Discovery Channel seems to have something for everyone in their lineup for the network’s 27th annual Shark Week, which kicks off on Sunday, Aug. 10.
Discovery is devoting 13 hours to shark-themed programming — the most in the history of this popular event week, along with the return of Josh Wolf’s popular late-night live talk show “Shark After Dark.”
And Discovery isn’t backing off the controversy it ignited last summer with its “dramatized” shark special “Megalodon: The Monster Shark That Lives.” A follow-up special, “Megalodon: The New Evidence,” is scheduled to premiere Friday, Aug. 15.
One of the most anticipated offerings is set for Saturday, Aug. 16: “Great White Matrix,” in which Aussie shark attack survivor Paul de Gelder and his colleague Andy Casagrande explore the development process that transforms sharks into voracious killing machines.

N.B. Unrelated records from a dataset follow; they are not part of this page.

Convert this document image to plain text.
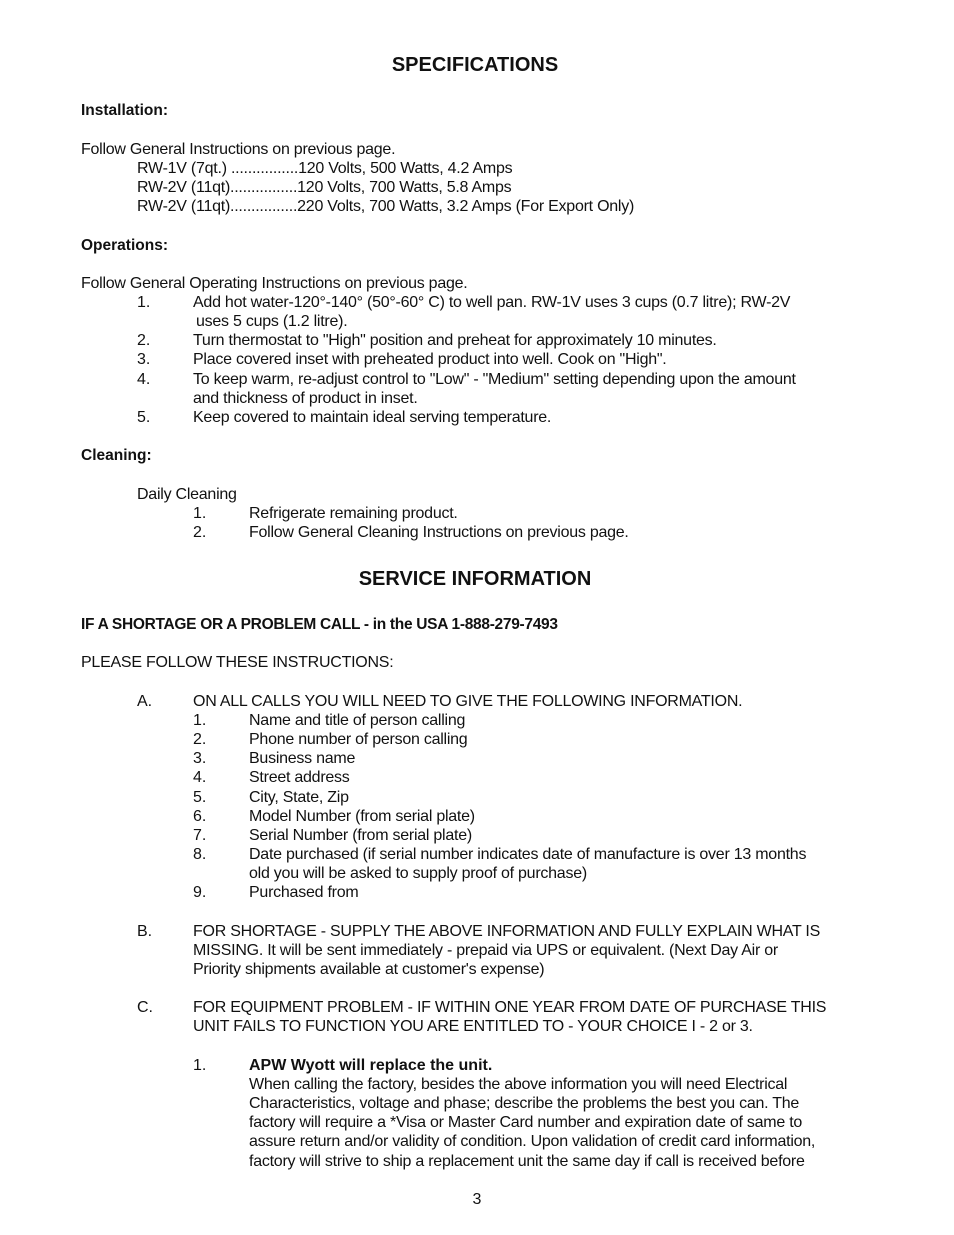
SPECIFICATIONS
Installation:
Follow General Instructions on previous page.
RW-1V (7qt.) ................120 Volts, 500 Watts, 4.2 Amps
RW-2V (11qt)................120 Volts, 700 Watts, 5.8 Amps
RW-2V (11qt)................220 Volts, 700 Watts, 3.2 Amps (For Export Only)
Operations:
Follow General Operating Instructions on previous page.
1.	Add hot water-120°-140° (50°-60° C) to well pan. RW-1V uses 3 cups (0.7 litre); RW-2V
uses 5 cups (1.2 litre).
2.	Turn thermostat to "High" position and preheat for approximately 10 minutes.
3.	Place covered inset with preheated product into well. Cook on "High".
4.	To keep warm, re-adjust control to "Low" - "Medium" setting depending upon the amount
and thickness of product in inset.
5.	Keep covered to maintain ideal serving temperature.
Cleaning:
Daily Cleaning
1.	Refrigerate remaining product.
2.	Follow General Cleaning Instructions on previous page.
SERVICE INFORMATION
IF A SHORTAGE OR A PROBLEM CALL - in the USA 1-888-279-7493
PLEASE FOLLOW THESE INSTRUCTIONS:
A.	ON ALL CALLS YOU WILL NEED TO GIVE THE FOLLOWING INFORMATION.
1.	Name and title of person calling
2.	Phone number of person calling
3.	Business name
4.	Street address
5.	City, State, Zip
6.	Model Number (from serial plate)
7.	Serial Number (from serial plate)
8.	Date purchased (if serial number indicates date of manufacture is over 13 months
old you will be asked to supply proof of purchase)
9.	Purchased from
B.	FOR SHORTAGE - SUPPLY THE ABOVE INFORMATION AND FULLY EXPLAIN WHAT IS
MISSING. It will be sent immediately - prepaid via UPS or equivalent. (Next Day Air or
Priority shipments available at customer's expense)
C.	FOR EQUIPMENT PROBLEM - IF WITHIN ONE YEAR FROM DATE OF PURCHASE THIS
UNIT FAILS TO FUNCTION YOU ARE ENTITLED TO - YOUR CHOICE I - 2 or 3.
1.	APW Wyott will replace the unit.
When calling the factory, besides the above information you will need Electrical
Characteristics, voltage and phase; describe the problems the best you can. The
factory will require a *Visa or Master Card number and expiration date of same to
assure return and/or validity of condition. Upon validation of credit card information,
factory will strive to ship a replacement unit the same day if call is received before
3
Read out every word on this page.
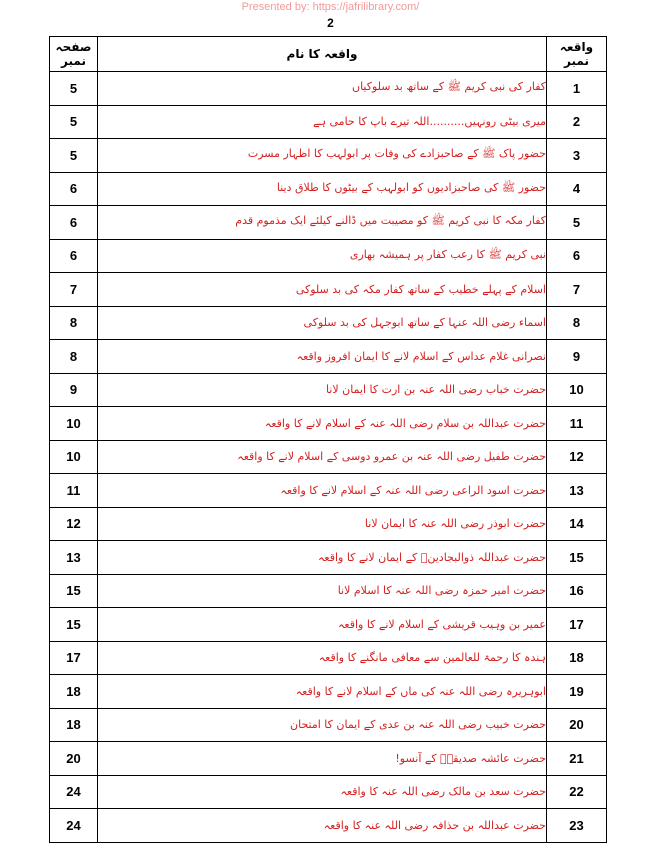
Presented by: https://jafrilibrary.com/
2
صفحہ نمبر	واقعہ کا نام	واقعہ نمبر
5	کفار کی نبی کریم ﷺ کے ساتھ بد سلوکیاں	1
5	میری بیٹی رونہیں..........اللہ تیرے باپ کا حامی ہے	2
5	حضور پاک ﷺ کے صاحبزادے کی وفات پر ابولہب کا اظہار مسرت	3
6	حضور ﷺ کی صاحبزادیوں کو ابولہب کے بیٹوں کا طلاق دینا	4
6	کفار مکہ کا نبی کریم ﷺ کو مصیبت میں ڈالنے کیلئے ایک مذموم قدم	5
6	نبی کریم ﷺ کا رعب کفار پر ہمیشہ بھاری	6
7	اسلام کے پہلے خطیب کے ساتھ کفار مکہ کی بد سلوکی	7
8	اسماء رضی اللہ عنہا کے ساتھ ابوجہل کی بد سلوکی	8
8	نصرانی غلام عداس کے اسلام لانے کا ایمان افروز واقعہ	9
9	حضرت خباب رضی اللہ عنہ بن ارت کا ایمان لانا	10
10	حضرت عبداللہ بن سلام رضی اللہ عنہ کے اسلام لانے کا واقعہ	11
10	حضرت طفیل رضی اللہ عنہ بن عمرو دوسی کے اسلام لانے کا واقعہ	12
11	حضرت اسود الراعی رضی اللہ عنہ کے اسلام لانے کا واقعہ	13
12	حضرت ابوذر رضی اللہ عنہ کا ایمان لانا	14
13	حضرت عبداللہ ذوالبجادینؓ کے ایمان لانے کا واقعہ	15
15	حضرت امیر حمزہ رضی اللہ عنہ کا اسلام لانا	16
15	عمیر بن وہیب قریشی کے اسلام لانے کا واقعہ	17
17	ہندہ کا رحمۃ للعالمین سے معافی مانگنے کا واقعہ	18
18	ابوہریرہ رضی اللہ عنہ کی ماں کے اسلام لانے کا واقعہ	19
18	حضرت خبیب رضی اللہ عنہ بن عدی کے ایمان کا امتحان	20
20	حضرت عائشہ صدیقہؓ کے آنسو!	21
24	حضرت سعد بن مالک رضی اللہ عنہ کا واقعہ	22
24	حضرت عبداللہ بن حذافہ رضی اللہ عنہ کا واقعہ	23
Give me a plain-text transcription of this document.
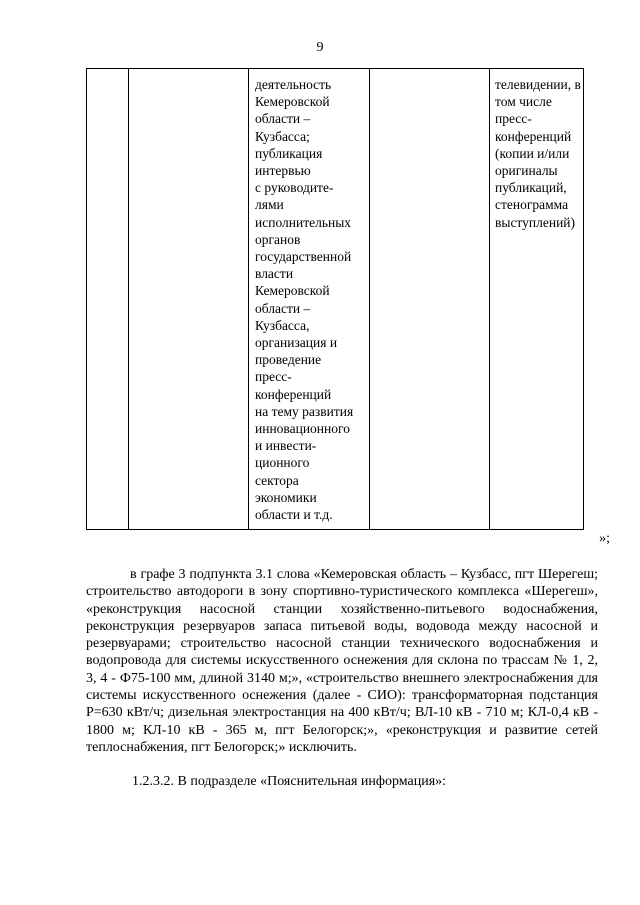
9

деятельность
Кемеровской
области –
Кузбасса;
публикация
интервью
с руководите-
лями
исполнительных
органов
государственной
власти
Кемеровской
области –
Кузбасса,
организация и
проведение
пресс-
конференций
на тему развития
инновационного
и инвести-
ционного
сектора
экономики
области и т.д.

телевидении, в
том числе пресс-
конференций
(копии и/или
оригиналы
публикаций,
стенограмма
выступлений)

»;

в графе 3 подпункта 3.1 слова «Кемеровская область – Кузбасс, пгт Шерегеш; строительство автодороги в зону спортивно-туристического комплекса «Шерегеш», «реконструкция насосной станции хозяйственно-питьевого водоснабжения, реконструкция резервуаров запаса питьевой воды, водовода между насосной и резервуарами; строительство насосной станции технического водоснабжения и водопровода для системы искусственного оснежения для склона по трассам № 1, 2, 3, 4 - Ф75-100 мм, длиной 3140 м;», «строительство внешнего электроснабжения для системы искусственного оснежения (далее - СИО): трансформаторная подстанция Р=630 кВт/ч; дизельная электростанция на 400 кВт/ч; ВЛ-10 кВ - 710 м; КЛ-0,4 кВ - 1800 м; КЛ-10 кВ - 365 м, пгт Белогорск;», «реконструкция и развитие сетей теплоснабжения, пгт Белогорск;» исключить.

1.2.3.2. В подразделе «Пояснительная информация»:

“It’s science mixed with action and real life,” de Gelder explains to Zap2it. “Andy and I are exploring the turning point in sharks’ development in life, from the juvenile, fish-eating sharks to where they get to the point that they can actually consume mammals. That’s when they become dangerous to humans. We’re after the whys and the hows, and where are they whn this point happens? Where are the most dangerous points for you to be in a shark’s life?”
For de Gelder, one of those points came in 2009, when he was attacked by a bull shark in Sydney Harbor, Australia, during a navy counter-terrorism exercise. De Gelder managed to escape the brief but savage encounter, but the shark bit off his right hand and injured his right leg so severely that it had to be amputated a few days later.
Despite this near-death experience, de Gelder insists he never let it take over his life.
“I’m too busy living life for that,” he says. “I’ve got dreams to accomplish and challenges to overcome. I had this awesome life beforehand, jumping out of planes and helicopters and diving all over the world. How am I going to give up that life because of [something that happened in] 10 seconds? I was lying in the hospital doing one-armed chin-ups on the bar over my bed two days after my leg was cut off, trying to get my physicality back so I could get back out there to work.”
That terrifying experience made him a better person, he adds.
“I don’t think it was the attack itself. I think it was what came after,” he explains. “It was the support from people who believed in me, and it was the integration of all the training I have had in overcoming adversity. That made me a much stronger individual, and the opportunities that arose after that, like helping kids and families who have gone through tough circumstances, all of that has made me a more charitable person. Everything came together to make me and my life better.”